Abstract: Why has protest participation seemingly exploded across much of Latin America in recent years? How do individual- and country level characteristics interact to explain the rise of contentious politics in countries like Argentina, Brazil, and Venezuela? I contend that the recent wave of protests in Latin America is the result of trends in community engagement and institutional development across the region’s young
democracies. Specifically, I argue that low-quality institutions in democratic regimes push an increasingly large number of civically active Latin Americans toward more radical modes of political participation, as governments’ abilities to deliver on citizens’ expectations fail to match the capacity for mobilization of active democrats. Drawing on cross-national surveys of Latin America, I test this argument, finding that an interactive
relationship between community engagement and ineffective political institutions helps explain the recent spike in protest activity in certain cases and the vast differences in protest participation observed throughout the region.
Abstract: Who do parties target for clientelistic vote buying? Existing research looks almost exclusively at individuals’ socioeconomic and, especially, electoral profiles—which parties and candidates they support, professed ideological leanings, past voting turnout, and choice. We argue party brokers also consider democratic attitudinal profiles. Specifically, they are more likely to avoid full-fledged democrats and target citizens who are ambivalent to or reject core democratic principles. We test this proposition with the 2010 Argentina AmericasBarometer. To address selection bias on observables and unobservables, respectively, we preprocess the data with entropy balancing and employ instrumental variables regression. Results from both strategies are consistent with the notion that democrats are less likely votebuying targets than their less democratic counterparts. Effect sizes are on par with or exceed other theoretical variables, and the results are robust to a variety of checks and specifications.

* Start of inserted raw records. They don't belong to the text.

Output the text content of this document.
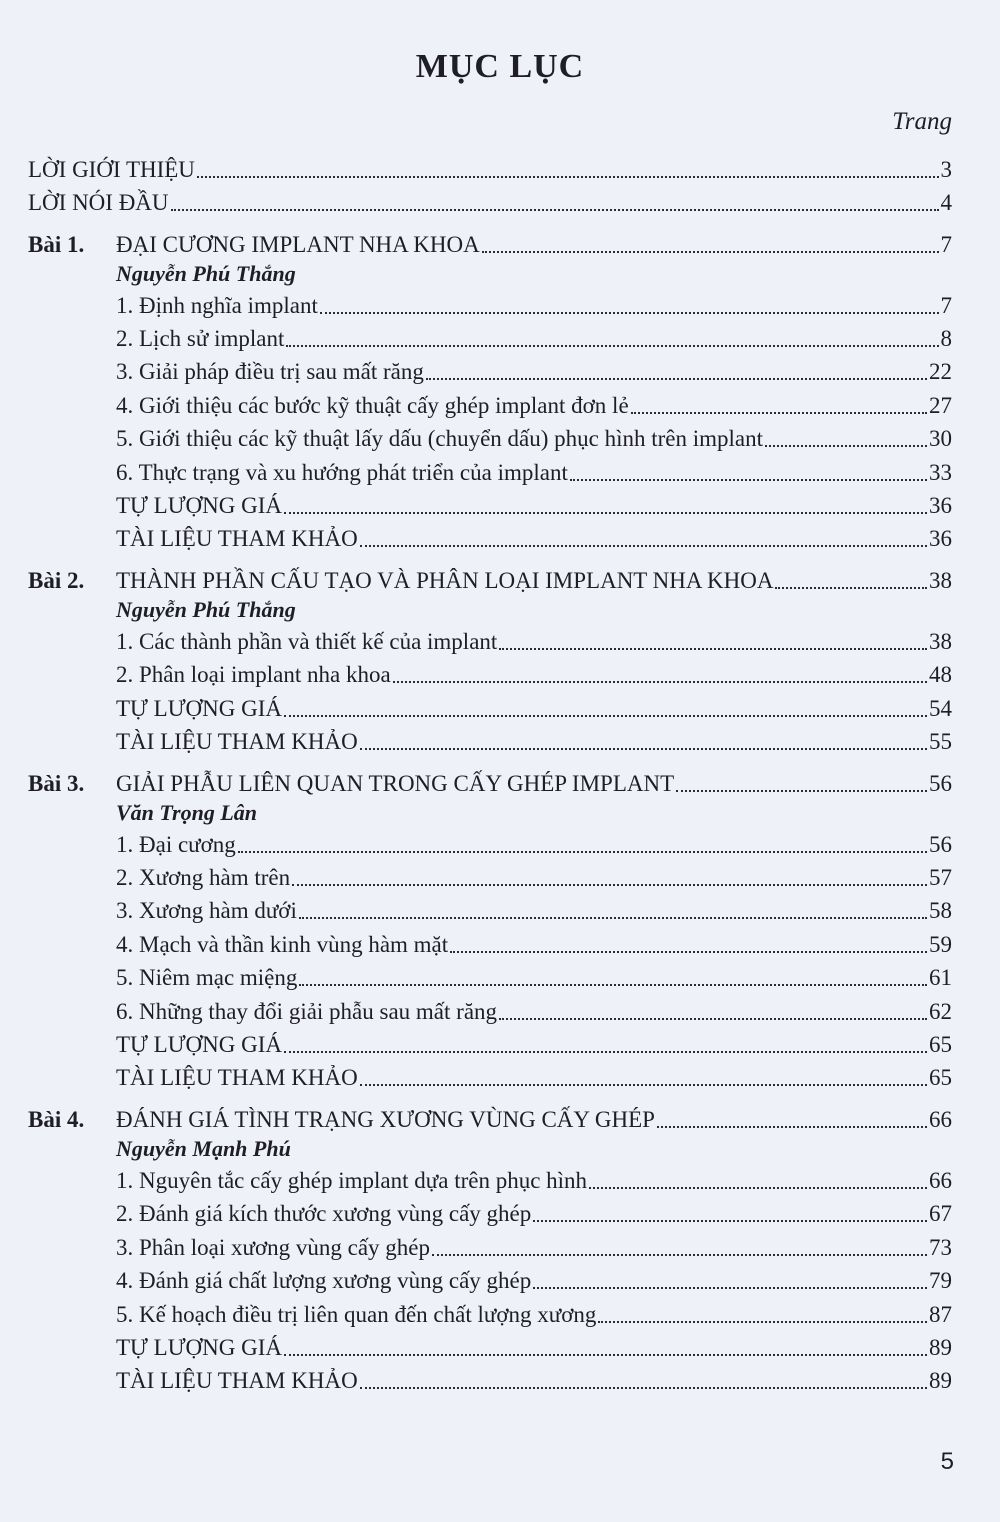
MỤC LỤC
Trang
LỜI GIỚI THIỆU	3
LỜI NÓI ĐẦU	4
Bài 1. ĐẠI CƯƠNG IMPLANT NHA KHOA	7
Nguyễn Phú Thắng
1. Định nghĩa implant	7
2. Lịch sử implant	8
3. Giải pháp điều trị sau mất răng	22
4. Giới thiệu các bước kỹ thuật cấy ghép implant đơn lẻ	27
5. Giới thiệu các kỹ thuật lấy dấu (chuyển dấu) phục hình trên implant	30
6. Thực trạng và xu hướng phát triển của implant	33
TỰ LƯỢNG GIÁ	36
TÀI LIỆU THAM KHẢO	36
Bài 2. THÀNH PHẦN CẤU TẠO VÀ PHÂN LOẠI IMPLANT NHA KHOA	38
Nguyễn Phú Thắng
1. Các thành phần và thiết kế của implant	38
2. Phân loại implant nha khoa	48
TỰ LƯỢNG GIÁ	54
TÀI LIỆU THAM KHẢO	55
Bài 3. GIẢI PHẪU LIÊN QUAN TRONG CẤY GHÉP IMPLANT	56
Văn Trọng Lân
1. Đại cương	56
2. Xương hàm trên	57
3. Xương hàm dưới	58
4. Mạch và thần kinh vùng hàm mặt	59
5. Niêm mạc miệng	61
6. Những thay đổi giải phẫu sau mất răng	62
TỰ LƯỢNG GIÁ	65
TÀI LIỆU THAM KHẢO	65
Bài 4. ĐÁNH GIÁ TÌNH TRẠNG XƯƠNG VÙNG CẤY GHÉP	66
Nguyễn Mạnh Phú
1. Nguyên tắc cấy ghép implant dựa trên phục hình	66
2. Đánh giá kích thước xương vùng cấy ghép	67
3. Phân loại xương vùng cấy ghép	73
4. Đánh giá chất lượng xương vùng cấy ghép	79
5. Kế hoạch điều trị liên quan đến chất lượng xương	87
TỰ LƯỢNG GIÁ	89
TÀI LIỆU THAM KHẢO	89
5
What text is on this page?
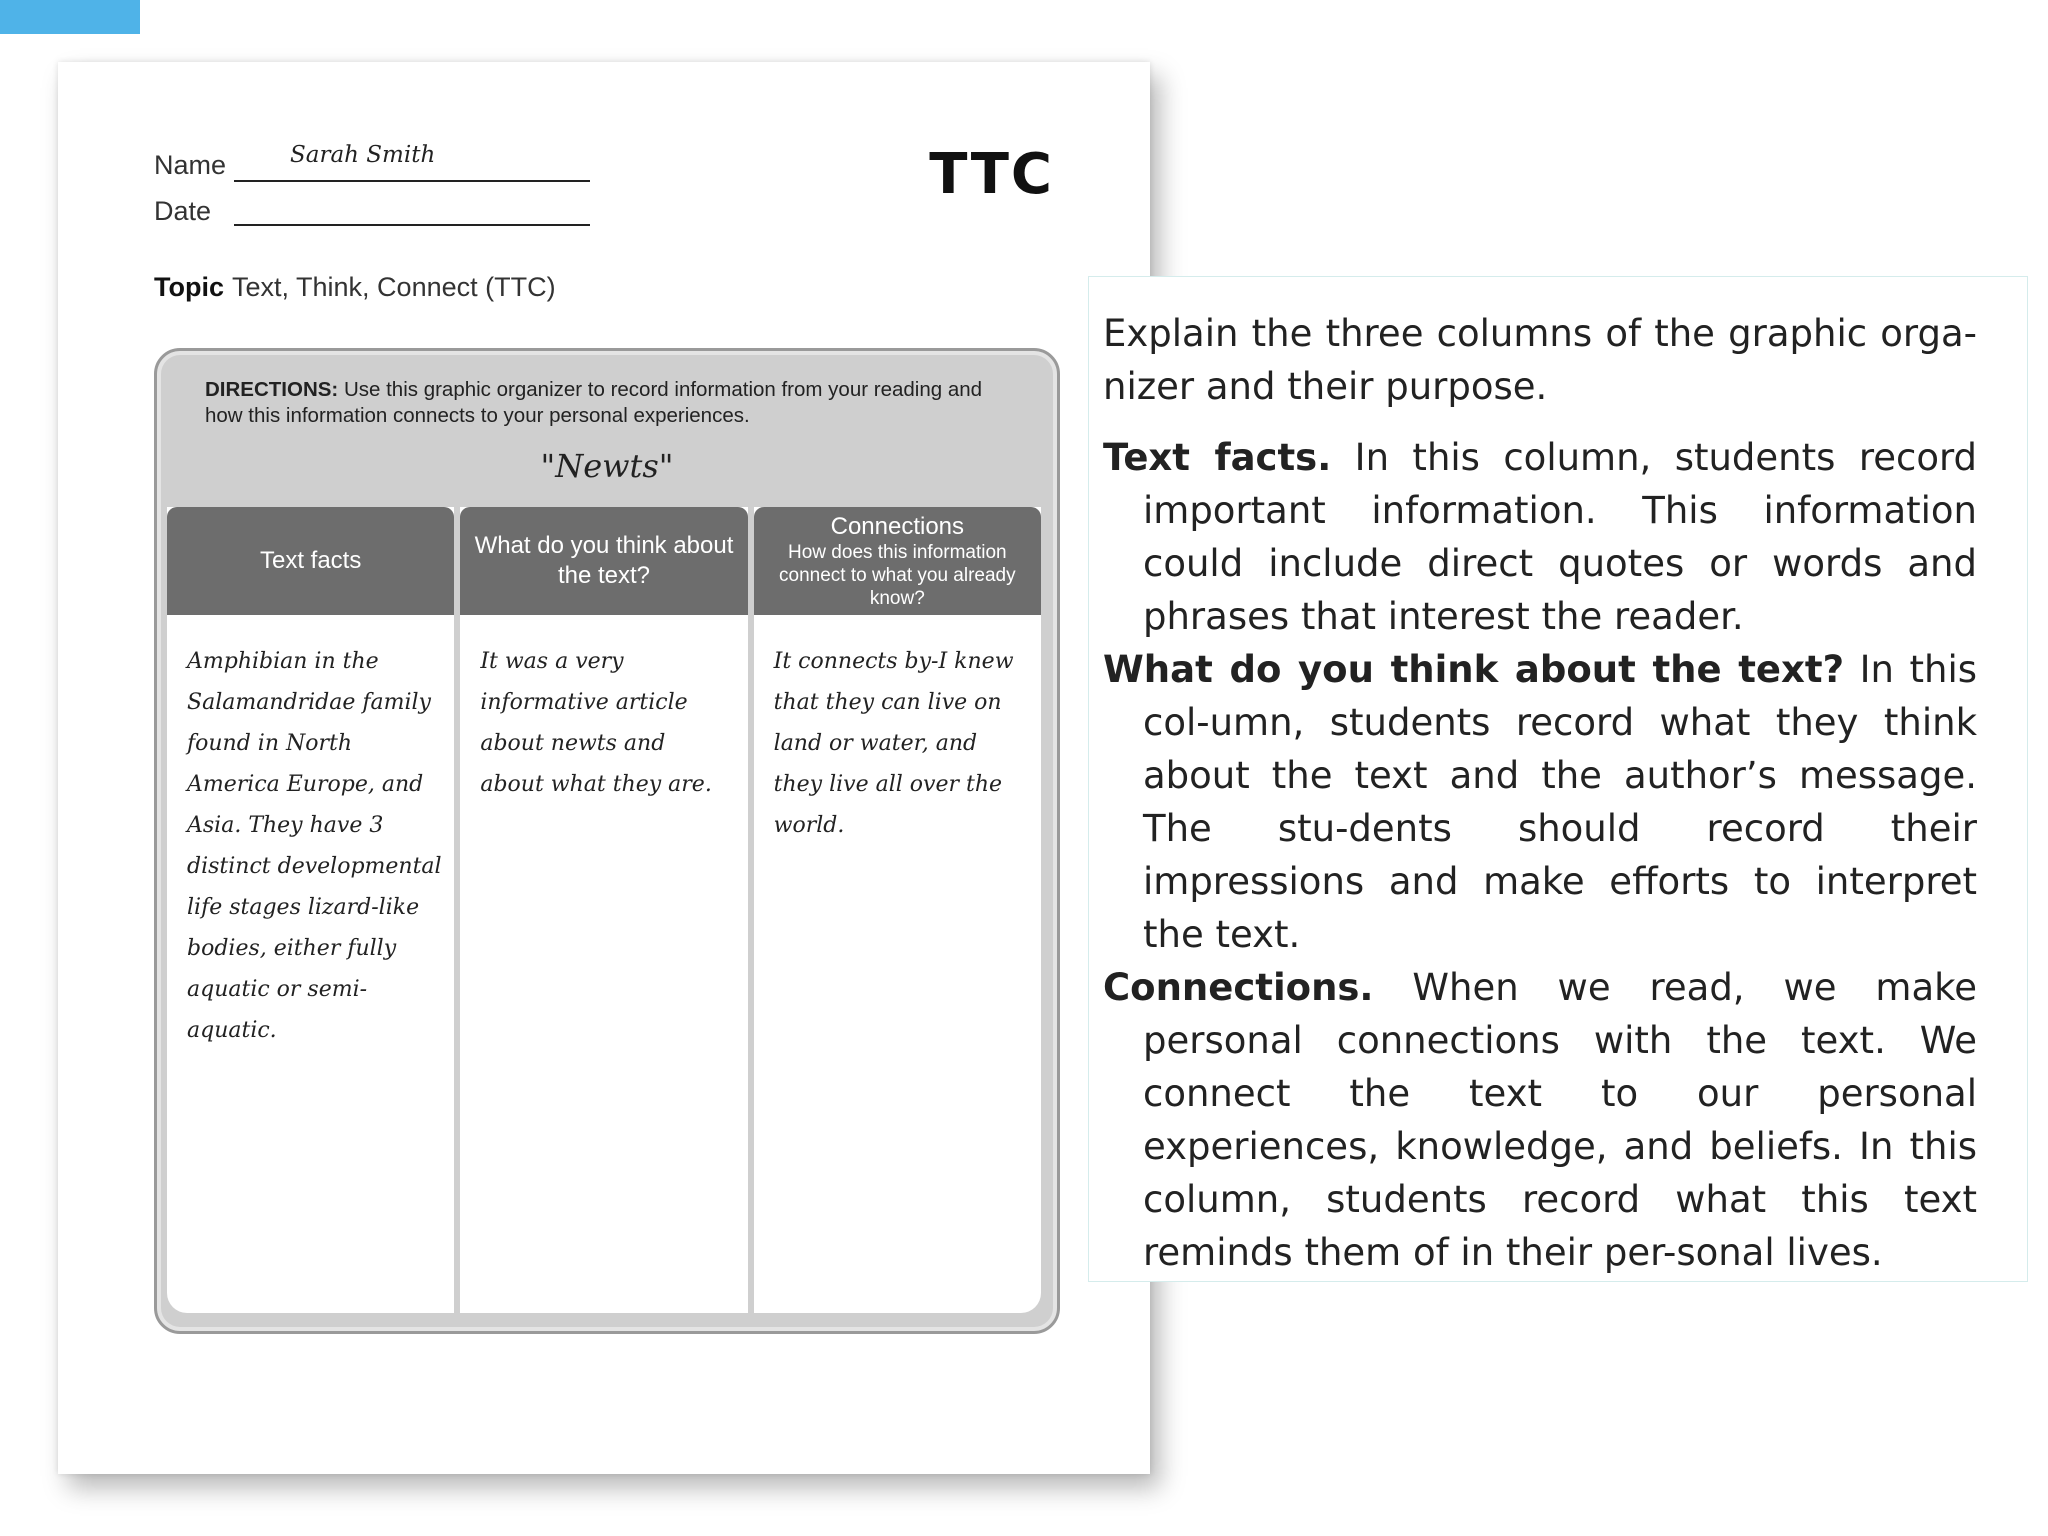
Name	Sarah Smith
Date
TTC
Topic Text, Think, Connect (TTC)
DIRECTIONS: Use this graphic organizer to record information from your reading and how this information connects to your personal experiences.
"Newts"
Text facts

Amphibian in the Salamandridae family found in North America Europe, and Asia. They have 3 distinct developmental life stages lizard-like bodies, either fully aquatic or semi-aquatic.

What do you think about the text?

It was a very informative article about newts and about what they are.

Connections
How does this information connect to what you already know?

It connects by-I knew that they can live on land or water, and they live all over the world.

Explain the three columns of the graphic orga-nizer and their purpose.

Text facts. In this column, students record important information. This information could include direct quotes or words and phrases that interest the reader.

What do you think about the text? In this col-umn, students record what they think about the text and the author’s message. The stu-dents should record their impressions and make efforts to interpret the text.

Connections. When we read, we make personal connections with the text. We connect the text to our personal experiences, knowledge, and beliefs. In this column, students record what this text reminds them of in their per-sonal lives.
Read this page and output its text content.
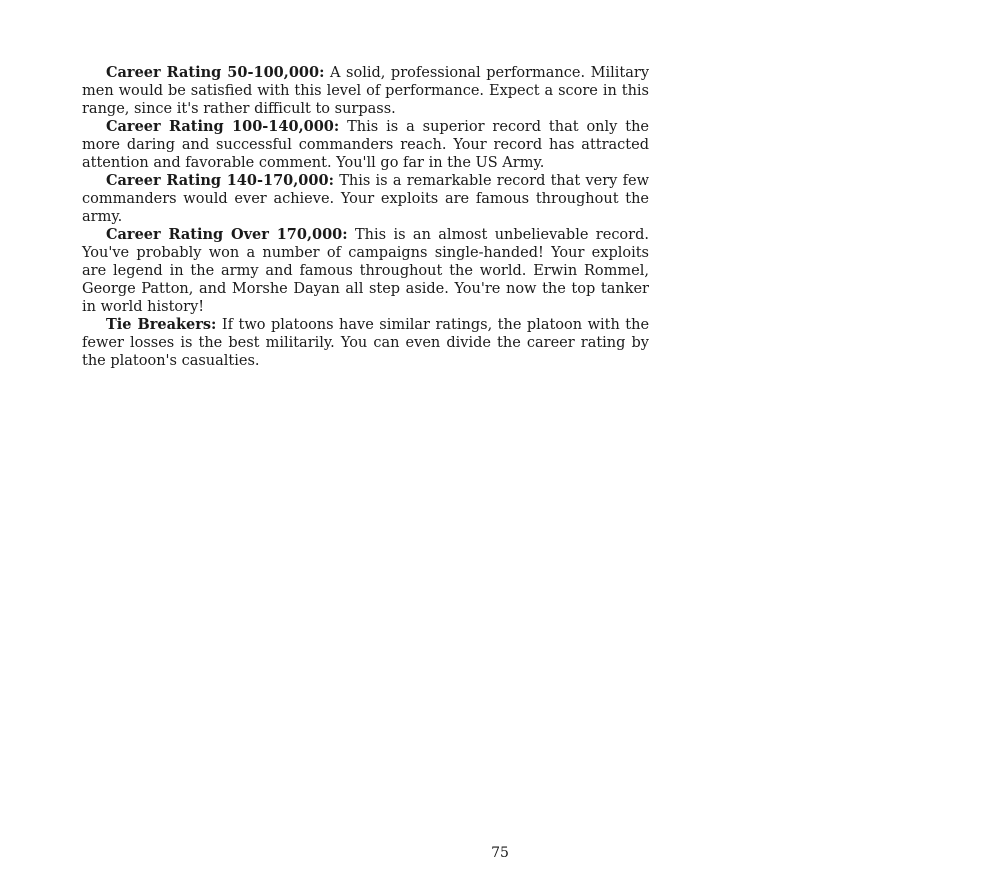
Career Rating 50-100,000: A solid, professional performance. Military men would be satisfied with this level of performance. Expect a score in this range, since it's rather difficult to surpass.

Career Rating 100-140,000: This is a superior record that only the more daring and successful commanders reach. Your record has attracted attention and favorable comment. You'll go far in the US Army.

Career Rating 140-170,000: This is a remarkable record that very few commanders would ever achieve. Your exploits are famous throughout the army.

Career Rating Over 170,000: This is an almost unbelievable record. You've probably won a number of campaigns single-handed! Your exploits are legend in the army and famous throughout the world. Erwin Rommel, George Patton, and Morshe Dayan all step aside. You're now the top tanker in world history!

Tie Breakers: If two platoons have similar ratings, the platoon with the fewer losses is the best militarily. You can even divide the career rating by the platoon's casualties.

75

Abstract: The confluence of Latin America’s volatile economic development patterns and transition to democracy has given rise to a proliferation of work on the national-level political causes and consequences of economic shocks and recovery rates. We explore the subnational electoral determinants of crisis recovery through analysis of growth rates in Mexico’s thirty-one states and Argentina’s twenty-three provinces following their economic declines of 2000–2002. Consistent with a theory that views intra-national variations in democracy as critical to understanding broader development patterns, we find that subnational electoral “regimes” significantly affect provincial recovery rates. Provinces that have an established electoral legitimacy prior to the onset of an economic shock, and those in which the governor enjoyed a substantial margin of victory, had significantly stronger recovery rates than those provinces stuck in a subnational regime transition with a sitting executive who lacked any claim to an electoral mandate.